Scraper Site Clearout Collateral Damage?

Forum Moderators: Robert Charlton & goodroi

Message Too Old, No Replies

Scraper Site Clearout Collateral Damage?

Ian Cunningham

10:18 am on Jul 28, 2005 (gmt 0)

It seems like google has purged many scraper sites from the google serps, as per this thread:

[webmasterworld.com...]

I'm sure many people, including myself are very, very pleased about this as it stops scumbag sites from stealing our content.

However, it also appears that some non-scraper sites have been included in this purge (including my own). My site has been active for 5 years and is based on unique content.

Has anyone else been effected by this, and does google intend to refine the algorithm to stop valid, unique content sites from falling victim?

dataguy

1:26 pm on Aug 15, 2005 (gmt 0)

However not having one whengooglebot requests it each time is a good reason for delay in re-inclusion.

SEO1, may I ask what you base this on? I've never heard or seen anything that indicates this. Did I miss something?

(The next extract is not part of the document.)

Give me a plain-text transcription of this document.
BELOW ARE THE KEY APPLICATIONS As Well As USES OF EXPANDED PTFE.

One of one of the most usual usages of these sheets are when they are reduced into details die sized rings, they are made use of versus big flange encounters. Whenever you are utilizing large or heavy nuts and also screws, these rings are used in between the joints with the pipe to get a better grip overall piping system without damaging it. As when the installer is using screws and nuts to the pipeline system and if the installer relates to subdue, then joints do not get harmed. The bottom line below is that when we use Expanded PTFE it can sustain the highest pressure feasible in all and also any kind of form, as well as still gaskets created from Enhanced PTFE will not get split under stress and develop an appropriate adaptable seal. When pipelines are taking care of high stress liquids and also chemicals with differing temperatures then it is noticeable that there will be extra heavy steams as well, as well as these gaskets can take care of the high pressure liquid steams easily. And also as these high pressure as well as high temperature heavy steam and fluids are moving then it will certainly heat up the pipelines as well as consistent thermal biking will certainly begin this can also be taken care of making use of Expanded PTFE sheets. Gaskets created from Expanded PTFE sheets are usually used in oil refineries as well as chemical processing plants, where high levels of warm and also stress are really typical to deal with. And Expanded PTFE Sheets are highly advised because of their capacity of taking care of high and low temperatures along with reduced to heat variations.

My experience is that robots.txt is more often the cause of a site not being included. Not having one lessens the likelihood of a crawler ignoring your web site, since this would indicate all crawlers are allowed.

Seo1

3:57 pm on Aug 15, 2005 (gmt 0)

Hi Dataguy

It is found at the link below:

[google.com...]

I clipped a few of the important issues from the page below:

# Make use of the robots.txt file on your web server. This file tells crawlers which directories can or cannot be crawled. Make sure it's current for your site so that you don't accidentally block the Googlebot crawler. Visit [robotstxt.org...] to learn how to instruct robots when they visit your site.
# If your company buys a content management system, make sure that the system can export your content so that search engine spiders can crawl your site.
# Don't use "&id=" as a parameter in your URLs, as we don't include these pages in our index.

Hope this helps.

dataguy

7:58 pm on Aug 15, 2005 (gmt 0)

Yeah, and that section also talks about testing your web site with the lynx browser.

SEO1, have you seen a high number of sites without a robots.txt file that have been banned on July 28th? I didn't think so.

This thread has deteriorated into a lot of speculation about issues that have shown no real relationship to the July 28th massacre.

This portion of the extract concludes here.